Unser Auto bietet auch die Möglichkeit, fahrerlos zu fahren. Bei einigen der Rennen im Sommer werden wir auch am driverless-Cup teilnehmen. Man sieht hier deutliche Steigerungen in der Performance, gut möglich, dass es nur noch eine Frage der Zeit ist bis die Computer auch hier den Mensch überholt. Momentan befinden wir uns aber noch an einem Punkt, an dem ein Fahrer bessere Rundenzeiten herausholen kann.

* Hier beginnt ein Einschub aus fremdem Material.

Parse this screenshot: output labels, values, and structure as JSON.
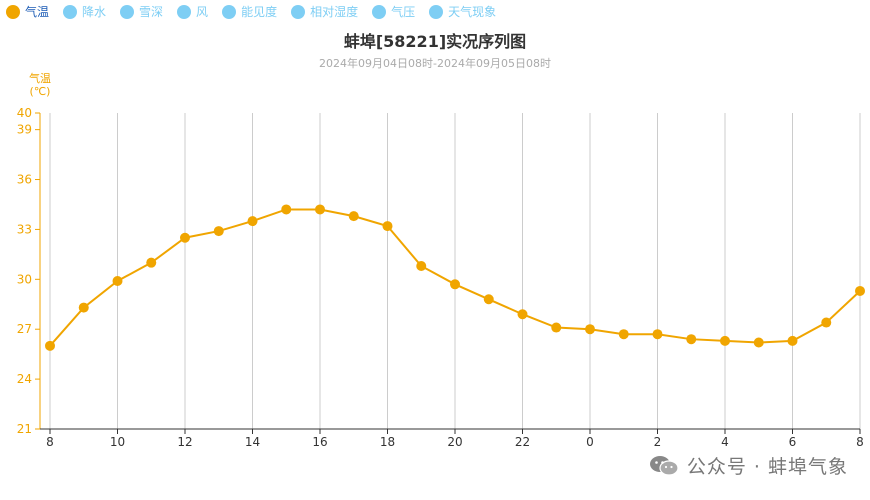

Zum Thema Batterien: Was wird zurzeit verbaut und welche Entwicklungen zeichnen sich ab?
Wir verbauen LiCoO2 Batterien im Pouch Zellen Format. Diese haben die optimale Energie- und Leistungsdichte für unserer Anwendung, da wir hohe Entladeraten für unsere leistungsstarken Motoren benötigen.
Für die Zukunft gilt es weiterhin, die Leistungsdichte dieser Zellen zu verbessern und dabei das Umweltrisiko zu minimieren.
Welche Leistung Ps/kW haben die Motoren – können Sie uns einige technische Details dazu angeben?
Unsere in-house entwickelten und selbstgebauten Motoren haben eine Leistung von 43.5kW, was bei Motoren in jedem der Räder eine Leistung von 236 PS bedeutet. Damit haben wir bei einem Motorengewicht von 2.45kg eine Leistungsdichte von über 17kW/kg, in der Formel E sind wir hier bei einer Leistungsdichte von etwa 8kW/kg.
Wird die negative Energie aufgefangen und zurückgeleitet?
Unser Gesamtantriebsstrang ist darauf ausgelegt, beim Bremsen Energie zu rekuperieren. Dabei sind wir in der Lage, mehr Leistung zu rekuperieren als auf die Strasse zu bringen, da wir aufgrund der Reglementierung ein Leistungslimit haben. Etwa die Hälfte der Energie, die unseren Akku verlässt, kann auch wieder rekuperiert werden.
Wie sieht die Heckflügel-Downforce aus in kg bei 50 und 100 km/h?
Die Heckflügel-Downforce bei 50km/h ist 17.5kg und bei 100km/h 70kg.
Fun-Fact: Unser Auto wäre ab einer Geschwindigkeit von etwa 100km/h in der Lage, in einem Tunnel kopfüber an der Decke zu fahren.
Danke für Ihr Interesse und prometall für die Unterstützung!